In your benchmarks, you see essentially the same time to rebuild after a change in references and non-references for your Option3. This is because Option3 does not use references so it is doing the same thing. The settings with ts-loader (your Broken2) takes the same time for non-references but much longer for changes to a reference. This is because you are asking ts-loader to do everything that babel-loader does and then build the references, even though they are not used. If you set ts-loader to run with transpileOnly: true and with projectReferences: false I expect it would perform the same as babel-loader with better handling of typescript.
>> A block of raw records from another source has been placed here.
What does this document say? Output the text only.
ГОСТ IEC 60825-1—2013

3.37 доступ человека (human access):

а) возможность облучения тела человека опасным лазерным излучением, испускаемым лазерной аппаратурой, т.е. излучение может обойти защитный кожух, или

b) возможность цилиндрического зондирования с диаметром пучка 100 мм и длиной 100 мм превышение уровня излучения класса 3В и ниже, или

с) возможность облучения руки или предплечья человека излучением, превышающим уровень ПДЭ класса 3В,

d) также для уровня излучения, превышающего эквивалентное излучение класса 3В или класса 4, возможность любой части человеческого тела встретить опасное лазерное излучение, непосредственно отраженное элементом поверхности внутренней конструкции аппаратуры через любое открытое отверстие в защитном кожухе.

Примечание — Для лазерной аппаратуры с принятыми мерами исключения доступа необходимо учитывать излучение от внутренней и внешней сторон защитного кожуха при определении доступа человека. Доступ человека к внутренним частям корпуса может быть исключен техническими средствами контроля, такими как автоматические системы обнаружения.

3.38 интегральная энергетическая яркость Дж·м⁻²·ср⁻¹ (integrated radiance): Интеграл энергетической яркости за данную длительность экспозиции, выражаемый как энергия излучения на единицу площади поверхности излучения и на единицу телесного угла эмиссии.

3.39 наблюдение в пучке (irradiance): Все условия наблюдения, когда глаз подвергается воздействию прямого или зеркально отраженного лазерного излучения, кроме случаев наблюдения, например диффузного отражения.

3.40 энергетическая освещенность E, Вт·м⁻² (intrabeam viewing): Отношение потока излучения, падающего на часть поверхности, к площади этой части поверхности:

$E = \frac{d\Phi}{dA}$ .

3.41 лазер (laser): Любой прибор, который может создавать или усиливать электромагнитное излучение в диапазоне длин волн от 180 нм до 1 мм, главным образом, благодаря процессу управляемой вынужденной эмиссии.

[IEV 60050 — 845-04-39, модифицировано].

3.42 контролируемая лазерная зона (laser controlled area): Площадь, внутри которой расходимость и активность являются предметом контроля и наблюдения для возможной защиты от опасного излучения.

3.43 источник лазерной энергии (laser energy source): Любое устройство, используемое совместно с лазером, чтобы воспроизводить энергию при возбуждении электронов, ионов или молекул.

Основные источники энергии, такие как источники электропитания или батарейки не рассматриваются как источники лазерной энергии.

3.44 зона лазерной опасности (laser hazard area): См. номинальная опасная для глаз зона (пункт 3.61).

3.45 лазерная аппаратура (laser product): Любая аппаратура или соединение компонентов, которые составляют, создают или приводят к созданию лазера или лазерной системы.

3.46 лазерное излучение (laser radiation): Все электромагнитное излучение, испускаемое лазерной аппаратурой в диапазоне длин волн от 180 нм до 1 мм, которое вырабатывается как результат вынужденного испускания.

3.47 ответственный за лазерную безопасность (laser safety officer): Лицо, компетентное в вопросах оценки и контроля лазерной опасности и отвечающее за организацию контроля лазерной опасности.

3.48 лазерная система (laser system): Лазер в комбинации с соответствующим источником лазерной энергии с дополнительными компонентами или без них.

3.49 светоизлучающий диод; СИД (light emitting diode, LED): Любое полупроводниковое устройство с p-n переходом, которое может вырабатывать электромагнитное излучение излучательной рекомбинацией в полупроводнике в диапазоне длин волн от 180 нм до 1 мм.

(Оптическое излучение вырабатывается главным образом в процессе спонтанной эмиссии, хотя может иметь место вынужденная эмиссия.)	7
I don’t believe it is fair to say that there were some config/structural errors in my repo. We have made different choices and those choices make different performance tradeoffs. If rebuild time is most critical to you then perhaps your configuration is best for you. The babel-loader vs ts-loader is not the relevant thing to look at here - they both have fast rebuild times. The issue here is comparing webpack in watch mode vs tsc -b -w. Your setup uses project references for backend build but not for frontend. They share a single typescript codebase so I don’t think there is a problem with that. You gain fast development rebuilds at the expense of a slower development start time. If you are happy with that tradeoff that is fine. Others may have different priorities and choose to go a different way.

I did bloat the codebase as you suggested and found ts-loader is behaving exactly as expected. Its performance with project references is the same as running tsc -b -w in a separate process. Having project references integrated into ts-loader means you can build your project with a single webpack command rather than managing a 2-stage flow.

Your benchmarks have uncovered some interesting points about different ways to configure projects. I don’t believe they show that there is a bug in ts-loader or that ts-loader’s performance is worse than alternative methods.

It is also clear that using project references with webpack is not straightforward and documentation is badly needed. I intend to add some documentation and examples to ts-loader so that others can get the most of out this great feature which has been added to tsc.

@desmap, I forked the demo repo as you suggested and added webpack.config.js to test the various options. In the readme I have detailed what I found. I won’t repeat that all here but in summary, ts-loader, project references, transpileOnly & ForkTsCheckerWebpackPlugin are all working as expected. I am not seeing a bug in ts-loader here. You can see the repo at:

https://github.com/appzuka/project-references-demo

It is certainly possible that with larger projects we will see a significant performance slowdown. I will try to expand the repo to test this although I have another project using all of ts-loader, project references, transpileOnly & ForkTsCheckerWebpackPlugin and it works fine (initial build is around 30 seconds).

Hopefully, you can see where this code differs from yours and understand why you are seeing something different. If you can share a repo showing the behaviour you benchmarked I’ll take a look.

If you’d like to look into submitting a PR to resolve this we’ll happily take a look.

Are you serious?

I don’t know the code base, I spent now 48h in benchmarking your lib and asking me for a PR is—no offense—borderline.

I could offer you to make a PR on the docs which states ‘project ref support is highly experimental’, so other users don’t fall in the same rabbit hole like I did. It’s your lib and you hurt your and fork-ts-checker’s users with keeping this bug alive. It’s your call and I wish you all the best!

I submitted a PR to for ts-loader’s docs to make it clear that transpileOnly has no effect on project references.

The code I used to confirm ts-loader is running correctly on a large codebase is available in the benchmark branch of the repo I shared:

https://github.com/appzuka/project-references-demo/tree/benchmark

The steps to run the benchmarks and the times I obtained on my system (WSL2, i7 3.4GHz) are in the readme.